The steps it takes to go from being a worker bee to a decision maker can be very difficult. Quite frankly, it scares the crap out of me. It requires you to go from execution mode–where you’re used to dealing with the nitty gritty–to managing a team. This means learning to delegate and set goals. And if not communicated properly, can cause a variety of business setbacks. But the bigger issue is understanding that when you’re a leader, you have to be the bigger man or woman in any given situation.

You can’t simply impose your will because you’re now the boss. There will be plenty of times where you will need to swallow your pride and do what’s in the best interest of the team. This means empowering those around you to do their jobs, but it also means something else: you need to be able to take the blame once in a while. At the end of the day, you’re the one leading the charge, so you need to be willing to accept responsibility for your successes, and more importantly, your failures. It all falls on you. No one likes a boss that passes the buck to an employee in a tough situation.

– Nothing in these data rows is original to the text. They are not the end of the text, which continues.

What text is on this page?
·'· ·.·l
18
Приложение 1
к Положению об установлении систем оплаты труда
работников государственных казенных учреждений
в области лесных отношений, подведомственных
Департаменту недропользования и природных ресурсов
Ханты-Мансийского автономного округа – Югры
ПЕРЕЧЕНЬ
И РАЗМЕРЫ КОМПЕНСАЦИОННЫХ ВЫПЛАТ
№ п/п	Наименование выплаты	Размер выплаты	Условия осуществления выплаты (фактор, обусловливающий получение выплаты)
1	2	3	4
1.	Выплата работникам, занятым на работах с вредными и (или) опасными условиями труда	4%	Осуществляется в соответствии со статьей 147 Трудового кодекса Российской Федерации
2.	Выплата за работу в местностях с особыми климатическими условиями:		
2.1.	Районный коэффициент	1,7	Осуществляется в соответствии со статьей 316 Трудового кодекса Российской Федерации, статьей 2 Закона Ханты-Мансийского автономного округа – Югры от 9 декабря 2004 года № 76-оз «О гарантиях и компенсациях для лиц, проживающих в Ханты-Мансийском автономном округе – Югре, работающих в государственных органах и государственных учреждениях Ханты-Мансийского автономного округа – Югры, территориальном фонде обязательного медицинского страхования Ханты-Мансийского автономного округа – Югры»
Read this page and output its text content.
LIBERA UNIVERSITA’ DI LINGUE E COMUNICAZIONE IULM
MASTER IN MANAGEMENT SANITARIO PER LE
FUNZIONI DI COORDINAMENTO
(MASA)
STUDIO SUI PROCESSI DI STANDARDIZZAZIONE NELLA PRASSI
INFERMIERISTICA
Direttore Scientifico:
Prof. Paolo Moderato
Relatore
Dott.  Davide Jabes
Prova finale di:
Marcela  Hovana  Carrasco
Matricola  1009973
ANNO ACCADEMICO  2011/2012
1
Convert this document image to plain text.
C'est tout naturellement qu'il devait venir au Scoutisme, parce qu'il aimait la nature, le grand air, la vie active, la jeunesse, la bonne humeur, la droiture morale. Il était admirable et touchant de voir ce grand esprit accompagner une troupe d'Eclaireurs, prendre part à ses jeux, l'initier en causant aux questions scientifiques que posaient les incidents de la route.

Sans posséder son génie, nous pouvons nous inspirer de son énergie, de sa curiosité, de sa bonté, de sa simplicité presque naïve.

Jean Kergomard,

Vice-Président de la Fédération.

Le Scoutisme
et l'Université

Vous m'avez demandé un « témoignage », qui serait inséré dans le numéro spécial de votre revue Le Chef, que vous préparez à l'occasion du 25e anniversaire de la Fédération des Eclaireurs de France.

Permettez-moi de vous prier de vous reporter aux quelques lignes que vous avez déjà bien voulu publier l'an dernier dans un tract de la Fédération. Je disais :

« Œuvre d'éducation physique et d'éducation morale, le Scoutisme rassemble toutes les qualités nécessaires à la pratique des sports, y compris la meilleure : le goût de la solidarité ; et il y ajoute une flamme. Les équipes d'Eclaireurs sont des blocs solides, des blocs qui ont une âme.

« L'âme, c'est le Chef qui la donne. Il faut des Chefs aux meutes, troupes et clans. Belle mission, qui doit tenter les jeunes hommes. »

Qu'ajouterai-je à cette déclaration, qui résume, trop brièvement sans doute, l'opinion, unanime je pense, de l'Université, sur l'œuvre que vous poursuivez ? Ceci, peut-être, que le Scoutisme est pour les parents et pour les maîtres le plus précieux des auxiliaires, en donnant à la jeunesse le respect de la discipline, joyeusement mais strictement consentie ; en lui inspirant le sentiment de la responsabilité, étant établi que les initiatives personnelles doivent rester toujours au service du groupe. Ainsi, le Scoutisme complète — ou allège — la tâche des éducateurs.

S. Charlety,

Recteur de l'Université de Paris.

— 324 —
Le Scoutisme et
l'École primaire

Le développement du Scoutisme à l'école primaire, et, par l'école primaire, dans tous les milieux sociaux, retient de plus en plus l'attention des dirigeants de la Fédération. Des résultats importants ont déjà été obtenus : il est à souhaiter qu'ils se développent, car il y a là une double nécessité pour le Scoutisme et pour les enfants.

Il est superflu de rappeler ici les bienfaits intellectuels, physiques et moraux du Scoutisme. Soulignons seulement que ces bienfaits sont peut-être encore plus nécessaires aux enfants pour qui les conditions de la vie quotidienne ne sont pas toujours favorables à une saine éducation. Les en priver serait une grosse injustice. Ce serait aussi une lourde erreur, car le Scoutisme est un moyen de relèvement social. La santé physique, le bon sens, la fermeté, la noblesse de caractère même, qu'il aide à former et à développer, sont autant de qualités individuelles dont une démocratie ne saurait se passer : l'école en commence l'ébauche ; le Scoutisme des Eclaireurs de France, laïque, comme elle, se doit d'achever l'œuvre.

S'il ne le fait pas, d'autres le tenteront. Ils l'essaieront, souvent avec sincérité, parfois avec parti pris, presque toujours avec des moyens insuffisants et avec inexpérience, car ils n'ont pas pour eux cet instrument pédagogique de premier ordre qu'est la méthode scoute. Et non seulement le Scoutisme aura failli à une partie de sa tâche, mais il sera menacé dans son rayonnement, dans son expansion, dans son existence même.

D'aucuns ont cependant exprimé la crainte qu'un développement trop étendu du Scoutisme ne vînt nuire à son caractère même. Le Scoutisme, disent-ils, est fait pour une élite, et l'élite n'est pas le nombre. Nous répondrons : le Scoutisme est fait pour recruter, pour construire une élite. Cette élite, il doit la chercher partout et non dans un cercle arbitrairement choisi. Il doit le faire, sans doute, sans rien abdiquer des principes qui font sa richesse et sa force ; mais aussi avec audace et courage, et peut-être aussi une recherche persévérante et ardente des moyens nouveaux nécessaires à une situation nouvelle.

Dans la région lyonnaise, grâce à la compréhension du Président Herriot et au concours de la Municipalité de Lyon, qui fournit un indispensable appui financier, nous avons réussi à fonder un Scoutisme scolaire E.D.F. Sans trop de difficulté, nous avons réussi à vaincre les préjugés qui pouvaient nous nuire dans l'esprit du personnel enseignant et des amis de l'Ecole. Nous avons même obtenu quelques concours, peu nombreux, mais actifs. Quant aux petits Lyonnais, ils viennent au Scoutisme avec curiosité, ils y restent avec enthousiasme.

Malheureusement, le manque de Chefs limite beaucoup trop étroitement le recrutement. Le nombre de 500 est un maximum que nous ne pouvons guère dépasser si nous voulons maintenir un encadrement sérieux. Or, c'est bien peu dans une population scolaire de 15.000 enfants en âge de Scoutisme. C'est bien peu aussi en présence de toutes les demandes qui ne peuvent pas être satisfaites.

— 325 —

Another big part of the transition is being able to show empathy when needed. A lot of people overlook the importance of being able to show emotion. Even if you’ve always been an empathetic person, being the boss or leader of a project will change how you exercise it. Leaders need to listen and empower their team to become leaders themselves and take ownership of their work. Leaders need to understand who they are as a person and relay that emotional understanding to those around them–that takes courage.

It all boils down to self-esteem and self-awareness. If you can understand who you truly are as a leader, then you’ll be able to instill the same understanding in the team around you.